Q.6) If the radius of the circle is increasing at the rate of $$0.5 \mathrm{~cm} / \mathrm{s}$$, then the rate of increase of its circumference is $$\_\_\_\_$$。

Solution:

Rate of increase of circumference

Step 1: Define variables and formulas
Let $$r$$ be the radius of the circle and $$C$$ be its circumference.

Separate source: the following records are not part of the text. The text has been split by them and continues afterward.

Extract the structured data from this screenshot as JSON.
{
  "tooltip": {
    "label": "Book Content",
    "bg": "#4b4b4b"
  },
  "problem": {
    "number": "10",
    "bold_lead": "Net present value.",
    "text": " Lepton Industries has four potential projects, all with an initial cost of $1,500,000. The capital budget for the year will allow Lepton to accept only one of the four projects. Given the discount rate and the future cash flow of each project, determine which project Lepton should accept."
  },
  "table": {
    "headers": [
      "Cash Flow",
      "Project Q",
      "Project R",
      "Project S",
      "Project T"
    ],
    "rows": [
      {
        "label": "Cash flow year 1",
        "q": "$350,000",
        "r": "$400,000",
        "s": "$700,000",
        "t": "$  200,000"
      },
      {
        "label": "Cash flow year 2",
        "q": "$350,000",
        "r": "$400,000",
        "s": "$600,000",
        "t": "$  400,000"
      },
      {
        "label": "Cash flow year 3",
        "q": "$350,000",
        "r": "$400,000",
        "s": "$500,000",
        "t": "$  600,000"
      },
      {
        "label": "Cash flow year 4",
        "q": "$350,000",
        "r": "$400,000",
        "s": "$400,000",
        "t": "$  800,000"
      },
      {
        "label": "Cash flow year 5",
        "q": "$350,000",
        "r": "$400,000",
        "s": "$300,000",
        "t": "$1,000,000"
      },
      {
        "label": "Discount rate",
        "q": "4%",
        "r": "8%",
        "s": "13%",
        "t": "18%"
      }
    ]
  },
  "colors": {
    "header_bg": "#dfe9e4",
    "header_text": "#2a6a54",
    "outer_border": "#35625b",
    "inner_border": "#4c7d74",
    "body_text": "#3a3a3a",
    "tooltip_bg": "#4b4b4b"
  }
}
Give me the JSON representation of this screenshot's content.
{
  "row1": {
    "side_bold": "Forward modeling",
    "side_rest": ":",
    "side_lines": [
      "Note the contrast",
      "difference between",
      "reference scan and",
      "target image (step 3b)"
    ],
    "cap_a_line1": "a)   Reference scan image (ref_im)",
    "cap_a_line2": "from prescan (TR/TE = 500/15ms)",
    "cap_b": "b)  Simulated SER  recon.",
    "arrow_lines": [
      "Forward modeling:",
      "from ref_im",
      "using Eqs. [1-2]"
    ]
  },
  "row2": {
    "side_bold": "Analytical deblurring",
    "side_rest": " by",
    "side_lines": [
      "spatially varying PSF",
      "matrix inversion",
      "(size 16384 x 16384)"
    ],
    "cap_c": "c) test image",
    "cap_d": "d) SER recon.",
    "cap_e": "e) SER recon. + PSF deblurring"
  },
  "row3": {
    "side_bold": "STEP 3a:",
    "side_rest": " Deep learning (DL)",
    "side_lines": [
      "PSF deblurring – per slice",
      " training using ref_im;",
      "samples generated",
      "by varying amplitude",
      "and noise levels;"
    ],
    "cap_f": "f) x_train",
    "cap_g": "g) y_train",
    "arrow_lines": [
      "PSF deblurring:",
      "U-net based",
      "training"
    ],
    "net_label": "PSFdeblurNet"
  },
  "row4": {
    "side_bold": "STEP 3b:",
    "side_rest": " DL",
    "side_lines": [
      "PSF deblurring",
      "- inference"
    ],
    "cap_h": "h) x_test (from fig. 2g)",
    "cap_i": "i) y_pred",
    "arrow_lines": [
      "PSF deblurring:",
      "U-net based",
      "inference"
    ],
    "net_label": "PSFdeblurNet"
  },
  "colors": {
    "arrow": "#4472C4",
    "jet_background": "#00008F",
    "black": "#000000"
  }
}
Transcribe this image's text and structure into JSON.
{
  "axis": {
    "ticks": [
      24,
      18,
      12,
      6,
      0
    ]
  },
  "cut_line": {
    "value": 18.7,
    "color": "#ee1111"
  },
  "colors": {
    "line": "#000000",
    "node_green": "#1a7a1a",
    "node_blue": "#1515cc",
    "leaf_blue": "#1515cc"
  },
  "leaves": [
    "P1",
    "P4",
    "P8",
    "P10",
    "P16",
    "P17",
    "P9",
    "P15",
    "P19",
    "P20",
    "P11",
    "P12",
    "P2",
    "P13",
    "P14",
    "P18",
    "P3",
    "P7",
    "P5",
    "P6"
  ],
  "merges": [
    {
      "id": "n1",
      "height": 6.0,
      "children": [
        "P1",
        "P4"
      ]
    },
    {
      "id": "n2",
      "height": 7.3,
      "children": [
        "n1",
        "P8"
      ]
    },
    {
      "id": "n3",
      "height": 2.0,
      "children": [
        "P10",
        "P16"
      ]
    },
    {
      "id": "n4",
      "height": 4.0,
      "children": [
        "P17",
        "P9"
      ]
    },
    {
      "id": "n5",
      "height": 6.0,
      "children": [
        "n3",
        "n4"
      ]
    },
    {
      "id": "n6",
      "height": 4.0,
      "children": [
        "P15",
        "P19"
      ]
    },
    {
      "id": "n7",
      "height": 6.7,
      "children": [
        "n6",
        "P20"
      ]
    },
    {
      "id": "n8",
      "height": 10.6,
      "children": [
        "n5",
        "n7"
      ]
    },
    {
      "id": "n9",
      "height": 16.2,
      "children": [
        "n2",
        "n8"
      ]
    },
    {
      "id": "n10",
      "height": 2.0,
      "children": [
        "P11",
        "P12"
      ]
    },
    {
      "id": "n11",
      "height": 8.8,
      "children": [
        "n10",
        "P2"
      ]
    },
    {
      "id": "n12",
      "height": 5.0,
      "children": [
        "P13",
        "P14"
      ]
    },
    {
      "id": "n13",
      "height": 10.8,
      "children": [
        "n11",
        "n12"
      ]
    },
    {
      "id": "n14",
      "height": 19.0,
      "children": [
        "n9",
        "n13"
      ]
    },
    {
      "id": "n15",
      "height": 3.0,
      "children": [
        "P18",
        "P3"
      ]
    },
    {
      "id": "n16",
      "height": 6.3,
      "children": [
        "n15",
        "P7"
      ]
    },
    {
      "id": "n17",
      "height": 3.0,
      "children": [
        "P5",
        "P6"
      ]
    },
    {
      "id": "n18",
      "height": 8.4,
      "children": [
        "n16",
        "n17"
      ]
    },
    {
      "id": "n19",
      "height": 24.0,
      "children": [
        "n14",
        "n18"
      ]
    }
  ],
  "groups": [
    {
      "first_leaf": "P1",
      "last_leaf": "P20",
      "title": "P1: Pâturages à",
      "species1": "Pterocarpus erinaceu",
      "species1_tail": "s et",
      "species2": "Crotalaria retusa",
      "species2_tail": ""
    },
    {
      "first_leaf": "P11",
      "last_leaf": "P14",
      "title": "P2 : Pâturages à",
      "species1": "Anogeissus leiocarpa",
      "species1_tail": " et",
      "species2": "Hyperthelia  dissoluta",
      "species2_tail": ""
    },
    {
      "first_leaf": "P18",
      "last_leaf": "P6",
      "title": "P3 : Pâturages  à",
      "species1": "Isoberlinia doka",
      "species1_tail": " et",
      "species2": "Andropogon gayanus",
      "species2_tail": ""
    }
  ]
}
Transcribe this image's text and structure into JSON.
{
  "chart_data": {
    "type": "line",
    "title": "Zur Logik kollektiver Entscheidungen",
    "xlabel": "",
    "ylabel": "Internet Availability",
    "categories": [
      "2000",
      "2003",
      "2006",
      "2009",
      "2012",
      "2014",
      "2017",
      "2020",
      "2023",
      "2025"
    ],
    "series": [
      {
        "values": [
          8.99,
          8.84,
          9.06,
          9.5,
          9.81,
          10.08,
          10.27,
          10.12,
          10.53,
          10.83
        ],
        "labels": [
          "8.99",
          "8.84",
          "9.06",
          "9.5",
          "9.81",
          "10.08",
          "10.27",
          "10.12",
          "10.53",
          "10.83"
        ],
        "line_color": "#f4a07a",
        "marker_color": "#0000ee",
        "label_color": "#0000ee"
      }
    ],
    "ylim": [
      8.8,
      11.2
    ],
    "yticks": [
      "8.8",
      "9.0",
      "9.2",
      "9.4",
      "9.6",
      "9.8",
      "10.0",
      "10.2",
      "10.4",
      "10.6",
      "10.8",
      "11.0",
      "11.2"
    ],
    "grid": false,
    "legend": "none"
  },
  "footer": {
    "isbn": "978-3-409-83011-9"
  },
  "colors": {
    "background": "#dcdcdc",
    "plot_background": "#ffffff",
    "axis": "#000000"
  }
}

The formula for the circumference of a circle is $$C=2 \pi r$$. The given rate of increase of the radius is $$\frac{d r}{d t}=0.5 \mathrm{~cm} / \mathrm{s}$$.

Step 2:
Differentiate the circumference formula with respect to time $$t$$ to find the relationship between the rates of change:
$$
\begin{gathered}
\frac{d C}{d t}=\frac{d}{d t}(2 \pi r) \\
\frac{d C}{d t}=2 \pi \frac{d r}{d t}
\end{gathered}
$$

Step 3: Substitute the given rate
Substitute the value of $$\frac{d r}{d t}$$ into the differentiated equation:
$$
\begin{gathered}
\frac{d C}{d t}=2 \pi(0.5 \mathrm{~cm} / \mathrm{s}) \\
\frac{d C}{d t}=1 \pi \mathrm{~cm} / \mathrm{s}
\end{gathered}
$$

Answer:
The rate of increase of its circumference is $$\pi \mathrm{cm} / \mathrm{s}$$.